Le Prénom, mis en scène par Bernard Murat, au Théâtre Edouard VII, a été joué pendant près d’un an et connut un tel succès qu’il eut été dommage de ne pas le porter à l’écran pour renouveler l’aventure autrement et faire découvrir à un plus large public la saveur de ce texte. Les comédiens sont les mêmes, hormis Charles Berling qui remplace Jean-Michel Dupuis. Patrick Bruel, Valérie Benguigui, Judith Elzein et Guillaume de Tonquédec nous convient à des joutes verbales jubilatoires et leur plaisir de jouer transpire de bout en bout.
Dans un décor bobo intello gaucho, un dîner réunit un frère et une sœur, l’ami d’enfance de toujours, et les conjoints. Ils se connaissent depuis trente ans et semblent ne pas avoir de secret les uns pour les autres. Mais se connaissent-ils si bien ? De rebondissements en révélations, le vernis de l’amitié craquelle et le dîner plan-plan se transforme en règlements de comptes tous azimuts. On pensera à Un Air de famille et plus récemment à Carnage de Roman Polanski. Car, de la même manière, Le Prénom respecte le principe du huis-clos et du temps réel, hormis deux scènes qui ouvrent sur l’imaginaire.

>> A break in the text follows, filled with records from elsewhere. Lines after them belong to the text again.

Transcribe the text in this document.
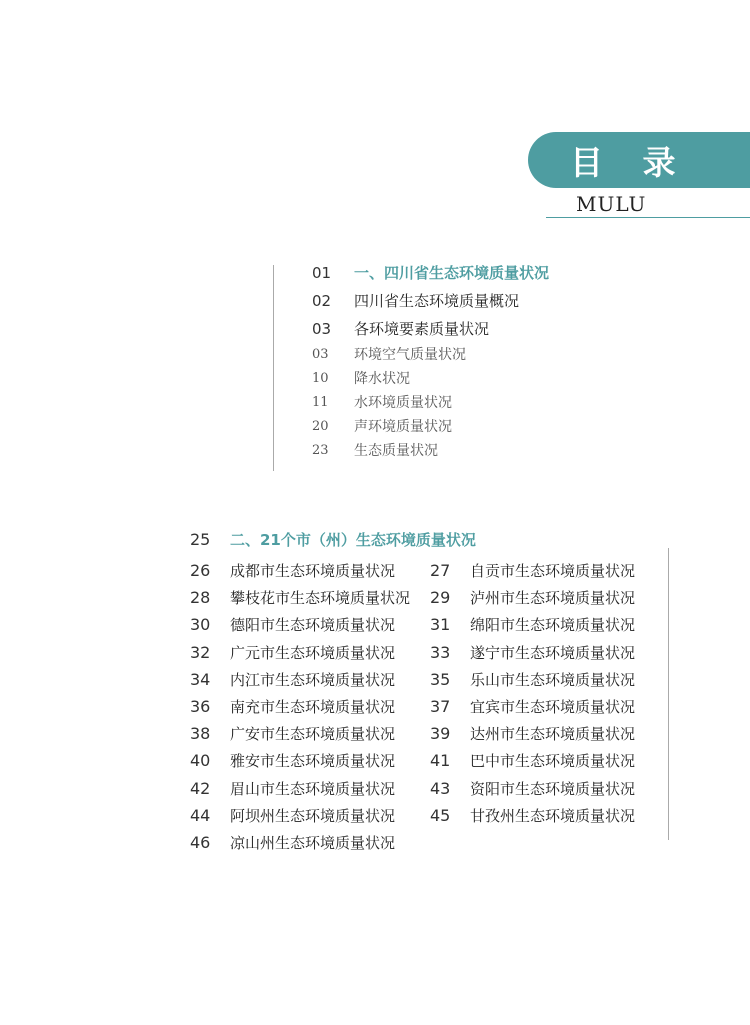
目 录
MULU
01 一、四川省生态环境质量状况
02 四川省生态环境质量概况
03 各环境要素质量状况
03 环境空气质量状况
10 降水状况
11 水环境质量状况
20 声环境质量状况
23 生态质量状况
25 二、21个市（州）生态环境质量状况
26 成都市生态环境质量状况
28 攀枝花市生态环境质量状况
30 德阳市生态环境质量状况
32 广元市生态环境质量状况
34 内江市生态环境质量状况
36 南充市生态环境质量状况
38 广安市生态环境质量状况
40 雅安市生态环境质量状况
42 眉山市生态环境质量状况
44 阿坝州生态环境质量状况
46 凉山州生态环境质量状况
27 自贡市生态环境质量状况
29 泸州市生态环境质量状况
31 绵阳市生态环境质量状况
33 遂宁市生态环境质量状况
35 乐山市生态环境质量状况
37 宜宾市生态环境质量状况
39 达州市生态环境质量状况
41 巴中市生态环境质量状况
43 资阳市生态环境质量状况
45 甘孜州生态环境质量状况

Grâce à cette unité du temps et de l’espace, le rythme des dialogues est tiré au cordeau, dosant très exactement les surprises, le suspens et les pauses : « Notre parti-pris a été de conserver le cœur du récit, la musique du texte, mais en insistant énormément sur le rythme et le naturel du jeu des acteurs. Il fallait faire comme si ces dialogues très écrits tombaient directement de leur conscience. »

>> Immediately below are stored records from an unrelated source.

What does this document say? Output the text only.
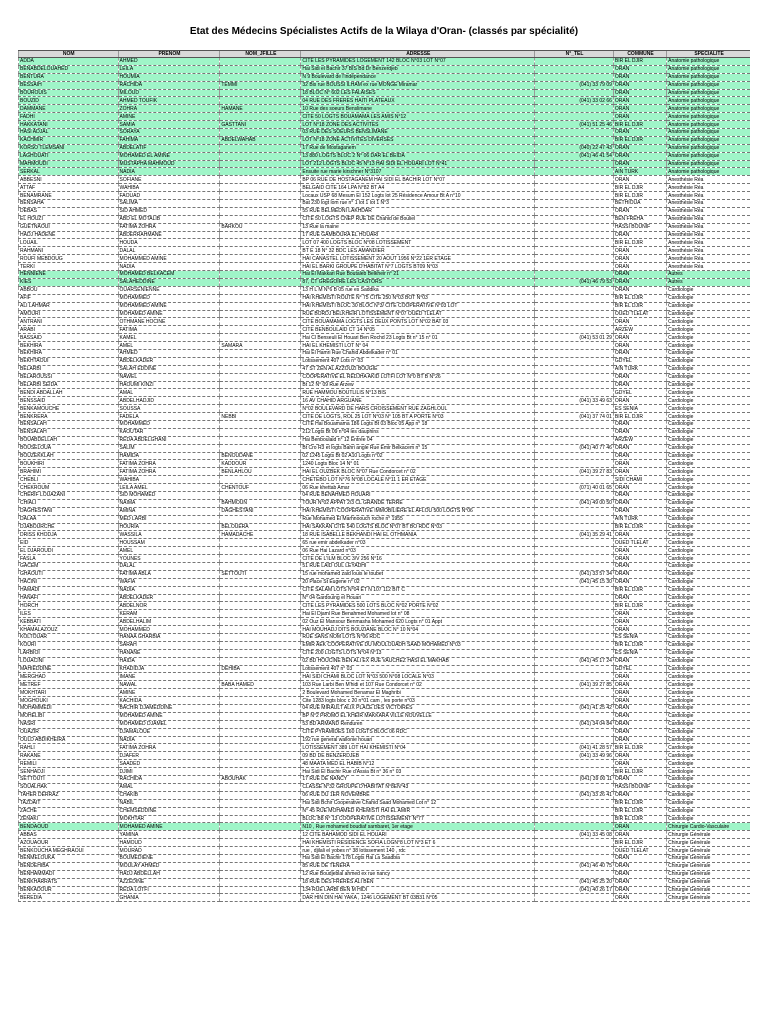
Etat des Médecins Spécialistes Actifs de la Wilaya d'Oran- (classés par spécialité)
NOM	PRENOM	NOM_JFILLE	ADRESSE	N°_TEL	COMMUNE	SPECIALITE
ADDA	AHMED		CITE LES PYRAMIDES LOGEMENT 142 BLOC N°03 LOT N°07		BIR EL DJIR	Anatomie pathologique
BENABDELOUAHED	LEILA		Hai Sidi el Bachir 37 BIS Bd Dr Benzerdjeb		ORAN	Anatomie pathologique
BENTURA	HOUMIA		N 9 Boulevard de l'indépendance		ORAN	Anatomie pathologique
BESSAIH	RACHIDA	TEMMI	32 Bis rue BOUSSI ILHAM ex rue MONGE Miramar	(041) 33 79 09	ORAN	Anatomie pathologique
BOUROUIS	MILOUD		18 BLOC N° 602 LES FALAISES		ORAN	Anatomie pathologique
BOUZID	AHMED TOUFIK		04 RUE DES FRERES HAITI PLATEAUX	(041) 33 02 66	ORAN	Anatomie pathologique
DAMMANE	ZOHRA	HAMANE	10 Rue des soeurs Benslimane		ORAN	Anatomie pathologique
FADHI	AMINE		CITE 50 LOGTS BOUAMAMA LES AMIS N°12		ORAN	Anatomie pathologique
HAKKATANI	SAMIA	GASTTANI	LOT N°18 ZONE DES ACTIVITES	(041) 51 25 46	BIR EL DJIR	Anatomie pathologique
HASI ADJAL	SORAYA		03 RUE DES SOEURS BENSLIMANE		ORAN	Anatomie pathologique
KACHMIR	FAHIMA	ABDELWAHAB	LOT N°18 ZONE ACTIVITES DIVERSES		BIR EL DJIR	Anatomie pathologique
KORSO TLEMSANI	ABDELATIF		17 Rue de Mostaganem	(040) 22 47 43	ORAN	Anatomie pathologique
LAGHOUATI	MOHAMED EL AMINE		13 880 LOGTS BLOC 2 N° 06 DAR EL BEIDA	(041) 46 41 54	ORAN	Anatomie pathologique
MAHMOUDI	MUSTAPHA MAHMOUD		LOT 212 LOGTS BLOC 45 N°13 HAI SIDI EL HOUARI LOT N°41		ORAN	Anatomie pathologique
SERKAL	NADIA		Ensuite rue marie kirschner N°3107		AIN TURK	Anatomie pathologique
ABBESNI	SOFIANE		BP 06 RUE DE HOSTAGANEM HAI SIDI EL BACHIR LOT N°07		ORAN	Anesthésie Réa
ATTAF	WAHIBA		BELGAID CITE 164 LPA N°82 BT A4		BIR EL DJIR	Anesthésie Réa
BENAMRANE	FAOUAD		Locaux USP 68 Mesum El 152 Logts lot 25 Résidence Amour Bt A n°10		BIR EL DJIR	Anesthésie Réa
BENSAHA	SALIMA		Bat 230 logt lom rue n° 1 lot 1 lot 1 N°3		BETHIOUA	Anesthésie Réa
DEBAS	SID AHMED		55 RUE BELMEDNI LAKHDAR		ORAN	Anesthésie Réa
EL HOUZI	ABD EL MOTALIB		CITE 50 LOGTS CNEP RUE DE Chahid de Bouliel		BEN FREHA	Anesthésie Réa
GUETNAOUI	FATIMA ZOHRA	BARKOU	13 Rue la maine		HASSI BOUNIF	Anesthésie Réa
HADJ HADENE	ABDERRAHMANE		17 RUE GAMBOURA EL HOUARI		ORAN	Anesthésie Réa
LOUAIL	HOUDA		LOT 07 400 LOGTS BLOC N°08 LOTISSEMENT		BIR EL DJIR	Anesthésie Réa
RAHMANI	DALAL		BT E 18 N° 32 BDC LES AMANDIER		ORAN	Anesthésie Réa
ROUFI MEBDOUG	MOHAMMED AMINE		HAI CANASTEL LOTISSEMENT 20 AOUT 1956 N°22 1ER ETAGE		ORAN	Anesthésie Réa
TERKI	NADIA		HAI EL BARKI GROUPE D'HABITAT N°7 LOGTS BT09 N°03		ORAN	Anesthésie Réa
HENNIENE	MOHAMED BELKACEM		Hai El Makkari Rue Boutaleb Belkheir n° 21		ORAN	Autres
KIES	SALAHEDDINE		87, CT GREGOIRE LES CASTORS	(041) 46 79 53	ORAN	Autres
ABBOU	OUARSENIENNE		13 H L M N°6 B 05 rue es Saddika		ORAN	Cardiologie
AFIF	MOHAMMED		HAI KHEMISTI ROUTE N° 75 CITE 250 N°03 BOT N°03		BIR EL DJIR	Cardiologie
ALI LAHMAR	MOHAMMED AMINE		HAI KHEMISTI BLOC 30 BLOC N°3/ CITE COOPERATIVE N°03 LOT		BIR EL DJIR	Cardiologie
AMOURI	MOHAMED AMINE		RUE BORDJ BELKHEIR LOTISSEMENT N°07 OUED TLELAT		OUED TLELAT	Cardiologie
ANTRANI	OTHMANE HOCINE		CITE BOUAMAMA LOGTS LES DEUX PONTS LOT N°02 BAT 03		ORAN	Cardiologie
ARABI	FATIMA		CITE BENBOULAID CT 14 N°05		ARZEW	Cardiologie
BASSAID	KAMEL		Hai Cl Benseuli El Houari Ben Rochd 23 Logts Bt n° 15 n° 01	(041) 53 01 29	ORAN	Cardiologie
BEKHIRA	AMEL	SAMARA	HAI EL KHEMISTI LOT N° 04		ORAN	Cardiologie
BEKHIRA	AHMED		Hai El Hamri Rue Chahid Abdelkader n° 01		ORAN	Cardiologie
BEKHTAOUI	ABDELKADER		Lotissement 407 Lots n° 03		GDYEL	Cardiologie
BELARBI	SALAH EDDINE		47 ST ZEN AL AZZOUZI BOUGIE		AIN TURK	Cardiologie
BELAROUSSI	NAWEL		COOPERATIVE EL REDJHA AKID LOTFI LOT N°0 BT B N°26		ORAN	Cardiologie
BELARBI SEIDA	HAOUMI KINZI		Bt 12 N° 09 Rue Arzew		ORAN	Cardiologie
BENDI ABDALLAH	AMAL		RUE HAMMOU BOUTLILIS N°13 BIS		GDYEL	Cardiologie
BENSSAID	ABDELHADJID		16 AV CHAHID ARGUANE	(041) 33 49 63	ORAN	Cardiologie
BENKAMOUCHE	SOUSSA		N°02 BOULEVARD DE HARS CROISSEMENT RUE ZAGHLOUL		ES SENIA	Cardiologie
BENKRERA	FADELA	NEBBI	CITE DE LOGTS, ROL 25 LOT N°03 N° 105 BT A PORTE N°03	(041) 37 74 01	BIR EL DJIR	Cardiologie
BENSALAH	MOHAMMED		CITE Hai Bouamama 186 Logts Bt 03 Bloc 05 App n° 18		ORAN	Cardiologie
BENSALAH	KAOUTAR		212 Logts Bt 09 n°04 les dauphins		ORAN	Cardiologie
BOUABDELLAH	REDA ABDELGHANI		Hai Benboulaid n° 12 Entrée 04		ARZEW	Cardiologie
BOUSELOUA	SALIM		Bt Cro R3 et logts Bahri angle Rue Emir Belkacem n° 15	(041) 40 77 46	ORAN	Cardiologie
BOUZEKKLAH	HAMIDA	BENOUDANE	02 1245 Logts Bt 02 A10 Logts n°02		ORAN	Cardiologie
BOUKHIRI	FATIMA ZOHRA	KADDOUR	1240 Logts Bloc 14 N° 01		ORAN	Cardiologie
BRAHIMI	FATIMA ZOHRA	BENLAHLOU	HAI EL OUZBEK BLOC N°07 Rue Condorcet n° 02	(041) 39 27 83	ORAN	Cardiologie
CHEBLI	WAHIBA		CHETEBO LOT N°76 N°08 LOCALE N°11 1 ER ETAGE		SIDI CHAMI	Cardiologie
CHEKROUM	LEILA AMEL	CHENTOUF	06 Rue khettab Amar	(071) 40 01 65	ORAN	Cardiologie
CHERIF LOUAZANI	SID MOHAMED		04 RUE BENAHMED HOUARI		ORAN	Cardiologie
CHIALI	NAIMA	BAHMOUN	TOUR N°02 APPAT 2/3 CL GRANDE TERRE	(041) 49 00 50	ORAN	Cardiologie
DAGHESTANI	AMINA	DAGHESTANI	HAI KHEMISTI COOPERATIVE IMMOBILIERE EL AFLOU 500 LOGTS N°06		ORAN	Cardiologie
DALAA	MED LARBI		Rue Mohamed El Marhnoouch roche n° 1955		AIN TURK	Cardiologie
DJABOURCHE	HOURIA	BELOUERA	HAI SAKKAN CITE 540 LOGTS BLOC N°07 BT BO RDC N°03		BIR EL DJIR	Cardiologie
DRISS KHODJA	WASSILA	HAMADACHE	18 RUE ISABELLE BEKHANDI HAI EL OTHMANIA	(041) 35 29 41	ORAN	Cardiologie
EID	HOUSSAM		65 rue emir abdelkader n°03		OUED TLELAT	Cardiologie
EL DJAROUDI	AMEL		06 Rue Hai Lazard n°03		ORAN	Cardiologie
FASLA	YOUNES		CITE DE L'ILM BLOC 3/V 256 N°16		ORAN	Cardiologie
GACEM	DALAL		51 RUE LAID OUL LEYADHI		ORAN	Cardiologie
GHAOUTI	FATIMA ABLA	SETTOUTI	15 rue mohamed zaid louis le toubet	(041) 33 57 34	ORAN	Cardiologie
HACINI	WAFIA		20 Place St Eugene n° 02	(041) 45 15 30	ORAN	Cardiologie
HAMADI	NADIA		CITE SALAM LOTS N°04 ET N 107 112 BIT C		BIR EL DJIR	Cardiologie
HANAFI	ABDELKADER		N° 04 Gardouing el Houari		ORAN	Cardiologie
HORCH	ABDELNOR		CITE LES PYRAMIDES 500 LOTS BLOC N°02 PORTE N°02		BIR EL DJIR	Cardiologie
ILES	KERAM		Hai El Djaml Rue Benahmed Mohamed lot n° 08		ORAN	Cardiologie
KEBBATI	ABDELHALIM		02 Ouz El Mansour Benmasha Mohamed 620 Logts n° 01 Appt		ORAN	Cardiologie
KHAMALAZOUZ	MOHAMMED		HAI MOUHADJ DITS BOUZIANE BLOC N° 10 N°04		ORAN	Cardiologie
KOLTOUAR	HANAA GHARBIA		RUE SANS NOM LOTS N°06 RDC		ES SENIA	Cardiologie
KOURI	SARAH		EMIR AEK COOPERATIVE DU MOULOUADH SAAD MOHAMED N°03		BIR EL DJIR	Cardiologie
LARBIOI	HANANE		CITE 200 LOGTS LOTS N°04 N°13		ES SENIA	Cardiologie
LOUACINI	HAIDA		02 BD HOUCINE BEN ALI EX RUE VAUCHEZ HASI EL MAKHAB	(041) 45 17 24	ORAN	Cardiologie
MAHIEDDINE	KHADIDJA	DEHIBA	Lotissement 407 n° 03		GDYEL	Cardiologie
MERGHAD	IMANE		HAI SIDI CHAMI BLOC LOT N°03 500 N°08 LOCALE N°03		ORAN	Cardiologie
METREF	NAWAL	BABA HAMED	103 Rue Larbi Ben M'hidi et 107 Rue Condorcet n° 02	(041) 39 27 85	ORAN	Cardiologie
MOKHTARI	AMINE		2 Boulevard Mohamed Benamar El Maghribi		ORAN	Cardiologie
MOGHOUKI	KACHIDA		Cite 1283 logts bloc c 20 n°01 cam , les porte n°03		ORAN	Cardiologie
MOHAMMEDI	BACHIR DJAMEDDINE		04 RUE MIRAULT ALIX PLACE DES VICTOIRES	(041) 41 25 42	ORAN	Cardiologie
MOHELIBI	MOHAMED AMINE		BP N°2 PROMO EL KHEIR MAKKARA VILLE NOUVELLE		ORAN	Cardiologie
NASRI	MOHAMED DJAMEL		53 BD ARMAND Renduren	(041) 34 04 84	ORAN	Cardiologie
OUAZIR	DJAMALOUE		CITE PYRAMIDES 160 LOGTS BLOC 06 RDC		ORAN	Cardiologie
OULD ABDIKHEIRA	NADIA		192 rue general wallonie houari		ORAN	Cardiologie
RAHLI	FATIMA ZOHRA		LOTISSEMENT 389 LOT HAI KHEMISTI N°04	(041) 41 28 57	BIR EL DJIR	Cardiologie
RAKANE	DJAFER		09 BD DE BENZERDJEB	(041) 33 49 96	ORAN	Cardiologie
REMILI	SAADED		48 MAATA MED EL HABIB N°12		ORAN	Cardiologie
SENHADJI	DJIMI		Hai Sidi El Bachir Rue d'Assia Bt n° 36 n° 03		BIR EL DJIR	Cardiologie
SETTOUTI	RACHIDA	ABOUHAK	17 RUE DE NANCY	(041) 39 00 11	ORAN	Cardiologie
SOUALHAK	AMAL		CLASSE N°32 GROUPE D'HABITAT N°8EN°43		HASSI BOUNIF	Cardiologie
TAHER DERRAZ	CHAKIB		06 RUE DU 1ER NOVEMBRE	(041) 33 26 41	ORAN	Cardiologie
TAZDAIT	NABIL		Hai Sidi Bchir Cooperative Chahid Saad Mohamed Lot n° 12		BIR EL DJIR	Cardiologie
ZACHE	CHEMSEDDINE		N° 45 RUE MOHAMED KHEMISTI HAI EL AMIR		BIR EL DJIR	Cardiologie
ZENAKI	MOKHTAR		BLOC B8 N° 13 COOPERATIVE LOTISSEMENT N°77		BIR EL DJIR	Cardiologie
BENDAOUD	MOHAMED AMINE		N10 , Rue mohamed boudiaf sarnbaret, 1er etage		ORAN	Chirurgie Cardio-Vasculaire
ABBAS	YAMINA		12 CITE BAHAMOD SIDI EL HOUARI	(041) 33 45 08	ORAN	Chirurgie Générale
AZOUAOUR	HAMOUD		HAI KHEMISTI RESIDENCE SOFIA LOGN°8 LOT N°3 ET 6		BIR EL DJIR	Chirurgie Générale
BENKOUCHA MEGHRAOUI	MOURAD		rue , djilali el yobes n° 38 lotissement 140 , rdc		OUED TLELAT	Chirurgie Générale
BENMELOUKA	BOUMEDIENE		Hai Sidi El Bachir 178 Logts Hai La Saadbia		ORAN	Chirurgie Générale
BENDEHIBA	MOULAY AHMED		85 RUE DE TENERA	(041) 46 40 75	ORAN	Chirurgie Générale
BENHAMMADI	HADJ ABDELLAH		12 Rue Boudjeblal ahmed ex rue nancy		ORAN	Chirurgie Générale
BENKHARRATS	AZZEDINE		18 RUE DES FRERES ALI BEN	(041) 45 25 20	ORAN	Chirurgie Générale
BENKADOUR	REDA LOTFI		134 RUE LARBI BEN M HIDI	(041) 40 26 17	ORAN	Chirurgie Générale
BEREDIA	GHANIA		DAR HIN DIN HAI YAKA , 1246 LOGEMENT BT 03B31 N°05		ORAN	Chirurgie Générale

On rit beaucoup de ces personnages qui jouent avec les clichés. Patrick Bruel dans le personnage de Vincent, est évidemment le beauf de droite, charmant, beau parleur, à qui tout réussit et qui réussit tout ce qu’il entreprend. Charles Berling, Pierre, est enseignant à la Sorbonne, ils ne porte que des vestes en velours côtelé, il est abonné à Télérama sans avoir la télé et pour le bon prof de littérature qu’il est, aucun mot n’est anodin. Pour lui, tout fait sens, à commencer par les prénoms qui ne sont jamais anodins. Il est vrai que celui que Vincent veut donner à son enfant dont il va être bientôt le père a de quoi être sujet à discussion. Impossible de le révéler ici pour ne pas gâcher la surprise du spectateur ! C’est l’étincelle qui met le feu à ce dîner bien tranquille ; griefs, rancœurs, reproches vont s’échanger comme dans un match, pour notre plus grand plaisir. La femme de Pierre, Elisabeth, incarnée avec une belle énergie par Valérie Benguigui est prof de français dans un collège et le masque de sa bonhomie finira par tomber. Claude, excellent Guillaume de Tonquédec, est trombone à Radio-France et il est du signe si doux et pacifique de la Balance. Pourtant, son sourire ineffable va finir aussi par se crisper, mis à mal et pris à parti par ses amis d’enfance ; ses révélations vont être la cerise sur le gâteau. Personne n’en sort indemne, pas même Anna, la belle blonde hitchcockienne. Et chacun joue sa partition à merveille.
Le Prénom fait bien la démonstration que l’on ne peut pas rire de tout, même en bonne compagnie, et qu’il ne faut jamais se fier aux apparences. Comédie vraiment réussie qui ne faiblit jamais, au dialogue intelligent, spirituel, qui fait mouche et qui est servi par de grands comédiens, Le Prénom est un film réjouissant qui met de très bonne humeur.